Her single-minded ambitiousness drives her to escape the Hospital, in spite of the few friendships she’s made with its doctors and patients alike, and journey towards Shadow Key, a city just beyond Key West. She hops on a bus that takes her through Kansas City, where she meets a man called No Name who rummages for valuables in empty hotel rooms, and Birmingham, where she’s shocked to be joined by her childhood friend, Marcus.

The duo’s exploits are a little reminiscent of van den Berg’s earlier works -- short stories peopled with gritty, sometimes derelict, and often selfish heroines. But the writer’s edginess softens in Find Me, as she uses Joy and Marcus’ observations to comment on the subjectivity of memory, and the important role inventiveness plays in optimism. Rather than noting the detritus that’s overtaken post-apocalyptic America, Marcus picks up on poetic details: “the clock hands stuck at noon; a replica of the Statue of Liberty.” The effect is cloyingly twee at times, but ultimately makes for a complex twist on dystopian stories -- one that also involves the malleability of memory and storytelling. In van den Berg’s world, those who value imagination, and the truth underlying dreams as opposed to reality, are protected against calamity.

This thesis -- that constructed stories are honest and valuable -- is echoed by slews of writers. Literature takes a special interest in how memory functions. After all, the factually inaccurate but emotionally truthful retelling of stories is a perfect metaphor for penning fictional tales.

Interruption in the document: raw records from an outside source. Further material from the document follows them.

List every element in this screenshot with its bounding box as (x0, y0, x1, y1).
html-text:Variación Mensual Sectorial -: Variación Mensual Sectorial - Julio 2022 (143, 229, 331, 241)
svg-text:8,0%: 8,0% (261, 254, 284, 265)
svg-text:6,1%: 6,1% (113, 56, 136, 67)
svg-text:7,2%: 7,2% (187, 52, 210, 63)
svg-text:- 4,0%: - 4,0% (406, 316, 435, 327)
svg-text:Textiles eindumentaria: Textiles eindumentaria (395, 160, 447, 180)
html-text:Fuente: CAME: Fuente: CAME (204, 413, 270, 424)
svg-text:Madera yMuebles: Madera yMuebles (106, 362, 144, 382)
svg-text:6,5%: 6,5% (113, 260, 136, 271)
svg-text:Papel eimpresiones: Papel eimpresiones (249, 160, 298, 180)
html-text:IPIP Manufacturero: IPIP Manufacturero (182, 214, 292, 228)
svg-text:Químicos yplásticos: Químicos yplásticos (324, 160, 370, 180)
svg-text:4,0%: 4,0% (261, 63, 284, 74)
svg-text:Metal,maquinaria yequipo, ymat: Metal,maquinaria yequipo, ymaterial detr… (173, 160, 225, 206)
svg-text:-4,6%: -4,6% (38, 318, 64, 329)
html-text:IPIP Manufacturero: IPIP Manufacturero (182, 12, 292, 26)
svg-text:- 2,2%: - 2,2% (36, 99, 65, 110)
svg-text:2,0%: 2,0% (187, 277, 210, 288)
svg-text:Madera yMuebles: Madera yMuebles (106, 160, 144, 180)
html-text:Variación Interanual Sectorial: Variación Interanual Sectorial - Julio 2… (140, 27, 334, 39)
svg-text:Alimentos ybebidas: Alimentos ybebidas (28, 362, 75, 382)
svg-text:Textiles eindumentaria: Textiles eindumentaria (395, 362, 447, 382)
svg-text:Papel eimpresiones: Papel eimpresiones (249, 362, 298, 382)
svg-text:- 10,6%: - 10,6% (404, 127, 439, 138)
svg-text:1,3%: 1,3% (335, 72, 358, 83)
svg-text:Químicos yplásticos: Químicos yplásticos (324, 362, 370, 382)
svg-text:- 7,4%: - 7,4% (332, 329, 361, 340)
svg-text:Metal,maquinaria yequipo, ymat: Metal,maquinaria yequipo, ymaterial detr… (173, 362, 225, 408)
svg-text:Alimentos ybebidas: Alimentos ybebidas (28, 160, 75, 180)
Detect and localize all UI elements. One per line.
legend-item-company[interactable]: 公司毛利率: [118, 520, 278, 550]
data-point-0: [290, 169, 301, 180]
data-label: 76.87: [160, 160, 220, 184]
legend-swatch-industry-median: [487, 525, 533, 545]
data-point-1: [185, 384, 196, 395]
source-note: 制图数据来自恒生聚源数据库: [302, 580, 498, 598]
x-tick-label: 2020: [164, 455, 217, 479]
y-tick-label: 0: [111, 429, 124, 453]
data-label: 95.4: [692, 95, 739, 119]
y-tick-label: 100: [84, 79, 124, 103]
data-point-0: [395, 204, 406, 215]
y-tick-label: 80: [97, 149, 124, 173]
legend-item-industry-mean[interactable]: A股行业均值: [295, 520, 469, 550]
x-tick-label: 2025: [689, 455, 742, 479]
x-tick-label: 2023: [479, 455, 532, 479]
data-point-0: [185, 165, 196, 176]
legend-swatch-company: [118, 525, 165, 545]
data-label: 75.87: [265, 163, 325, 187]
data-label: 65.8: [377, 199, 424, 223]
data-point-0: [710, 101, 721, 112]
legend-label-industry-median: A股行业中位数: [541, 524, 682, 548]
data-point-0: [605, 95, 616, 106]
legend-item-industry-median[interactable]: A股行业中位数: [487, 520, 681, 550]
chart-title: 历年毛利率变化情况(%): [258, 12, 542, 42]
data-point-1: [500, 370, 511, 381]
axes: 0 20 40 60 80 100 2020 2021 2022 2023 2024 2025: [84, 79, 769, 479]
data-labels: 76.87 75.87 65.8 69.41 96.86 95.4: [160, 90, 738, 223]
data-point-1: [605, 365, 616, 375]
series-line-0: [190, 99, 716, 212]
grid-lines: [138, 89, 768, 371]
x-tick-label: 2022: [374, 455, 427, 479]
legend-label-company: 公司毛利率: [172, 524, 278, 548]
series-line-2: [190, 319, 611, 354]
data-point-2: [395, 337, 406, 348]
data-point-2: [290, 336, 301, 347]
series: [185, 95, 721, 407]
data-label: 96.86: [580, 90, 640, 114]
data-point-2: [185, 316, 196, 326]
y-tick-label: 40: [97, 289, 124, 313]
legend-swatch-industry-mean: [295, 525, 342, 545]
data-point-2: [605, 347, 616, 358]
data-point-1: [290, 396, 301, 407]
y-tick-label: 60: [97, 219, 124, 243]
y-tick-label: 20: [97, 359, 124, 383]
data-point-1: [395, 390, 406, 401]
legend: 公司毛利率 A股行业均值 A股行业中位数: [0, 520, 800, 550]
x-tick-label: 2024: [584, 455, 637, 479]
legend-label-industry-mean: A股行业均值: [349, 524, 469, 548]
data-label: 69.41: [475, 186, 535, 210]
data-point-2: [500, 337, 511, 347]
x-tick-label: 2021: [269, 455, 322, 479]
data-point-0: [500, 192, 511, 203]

Neruda famously lamented, “Love is so short, forgetting is so long.” It’s a sentiment most of us relate to: We cherish memories of loved ones lost to life’s whims. We bask in nostalgia, and in fact benefit from doing so. Laura van den Berg’s first novel takes the value of nostalgia a step further, as her characters demonstrate that the past, when replayed through a rose-colored lens, can shield us from future harm.

The Bottom Line:
A fresh spin on apocalyptic stories, Find Me beautifully evaluates memory loss and the stories we tell ourselves.

What other reviewers think:
Publisher's Weekly: "The earlier chapters are hampered by future-isms that are cliché and conclusions that feel tedious or foregone -- but in Joy, van den Berg has created a voice that never feels false, only lost and dreaming of being found."

The Rumpus: "In addition to her clean, beautiful prose voice -- a voice that makes you want to follow it anywhere -- van den Berg has an urge as a writer that feels unusual in contemporary literary fiction: her stories have plots."

Who wrote it?
This is Laura van den Berg's first novel. She's the author of two short story collections, What the World Will Look Like After All the Water Leaves Us and The Isle of Youth.

Who will read it?
Anyone interested in literary dystopias, such as Emily St. John Mandel's Station Eleven and Edan Lepucki's California.

Opening lines:
"Things I will never forget: my name, my made-up birthday, the rattle of a train in a tunnel. The sweet grit of toothpaste. The bitterness of coffee and blood. The dark of the Hospital at night. My mother's face, when she was young."

Notable passage:
"After the Hospital, I run through strands of trees that have been turned into white skeletons by winter, the branches grabbing at my sweatshirt sleeves. I fight through drifts that swallow my knees and want to keep me with them forever."